Sementara, riset bertajuk World's Most Literate Nations Ranked yang dilakukan oleh Central Connecticut State Univesity pada Maret 2016, Indonesia dinyatakan menduduki peringkat ke-60 dari 61 negara soal minat membaca.Â
Persis berada di bawah Thailand (59) dan di atas Bostwana (61). Padahal, dari segi penilaian infrastuktur untuk mendukung membaca, peringkat Indonesia berada di atas negara-negara Eropa.
Pada sisi lain, ada 60 juta penduduk Indonesia yang memiliki gadget. Jumlah ini diperkirakan terus meningkat hingga 100 juta orang pada 2018, seperti dilansir oleh lembaga riset digital marketing Emarketer.
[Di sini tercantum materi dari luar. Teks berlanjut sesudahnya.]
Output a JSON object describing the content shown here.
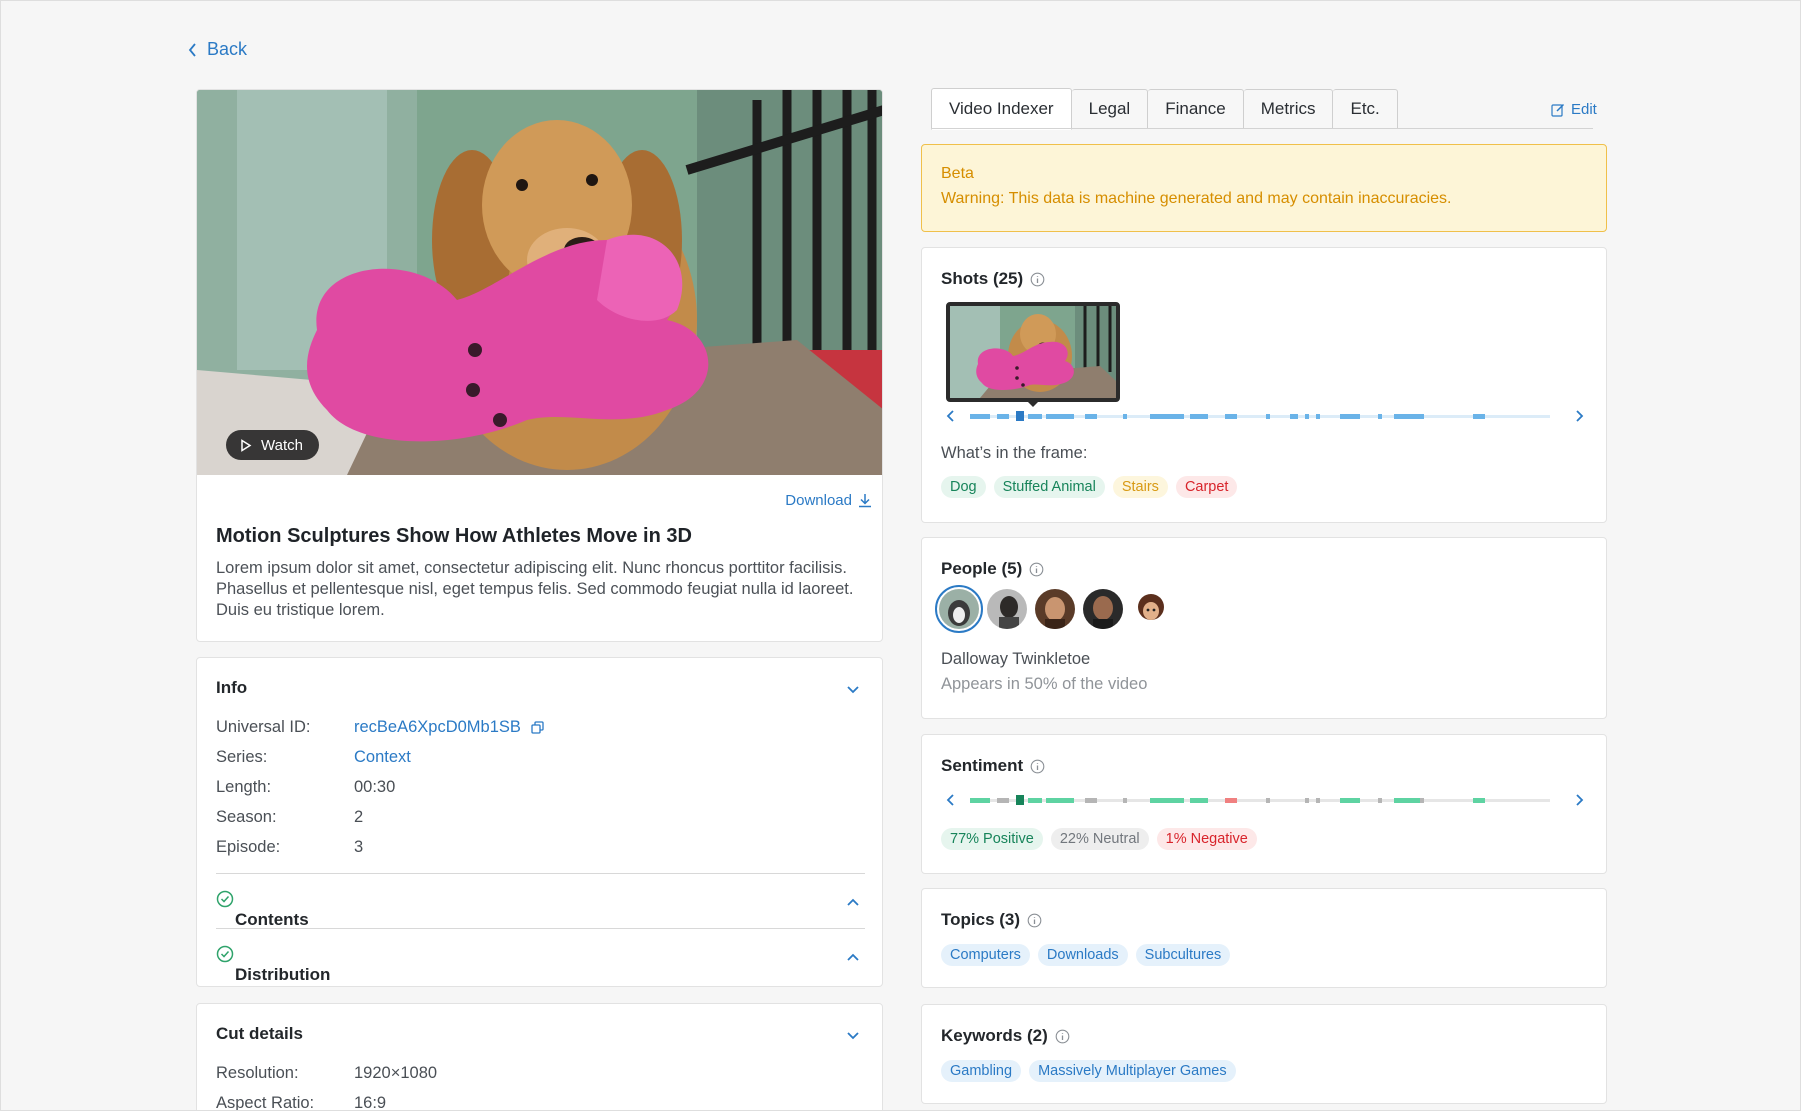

Dengan jumlah sebesar itu, Indonesia akan menjadi negara dengan pengguna aktif smartphone terbesar keempat di dunia setelah Cina, India, dan Amerika.
Ironisnya, meski minat baca buku rendah tapi data Wearesocial per-Januari 2017 mengungkap orang Indonesia bisa menatap layar gadget kurang lebih 9 jam sehari. Dan, tidak heran juga dalam hal kecerewetan di media sosial, orang Indonesia mampu berada di urutan ke 5 dunia.
TantanganÂ
Jadi apa yang bisa dipelajari dari data seperti di atas? Sudah daya literasinya dianggap rendah, tapi justru paling betah menatap layar gadget. Sudah begitu, cerewet dan garang lagi kalau sudah bermedsos.
Maka, jadilah kondisi ini ibarat peribahasa Jawa, "Tumbu ketemu Tutup". Tumbu adalah wadah nasi yang terbuat dari anyaman bambu. Agar nasi tidak kena debu atau didatangi hewan pembawa penyakit (lalat misalnya), maka ia perlu penutup (tutup). Jadi, klop, pas-lah ketika keduanya bertemu dan bersatu. Saling mengisi dan melengkapi.
Jadinya, orang yang kurang ber-literasi jadi sasaran empuk untuk penyebaran berita hoaks, informasi yang menyesatkan. Kecepatan jari untuk "like and share" (suka dan bagikan) melebihi kecepatan otak dalam menilainya.
Logis tidak, benar atau salah, bukan lagi menjadi yang utama. Prinsipnya asal sesuai kata hati (framing diri), itu yang lebih dipercaya dan disukai.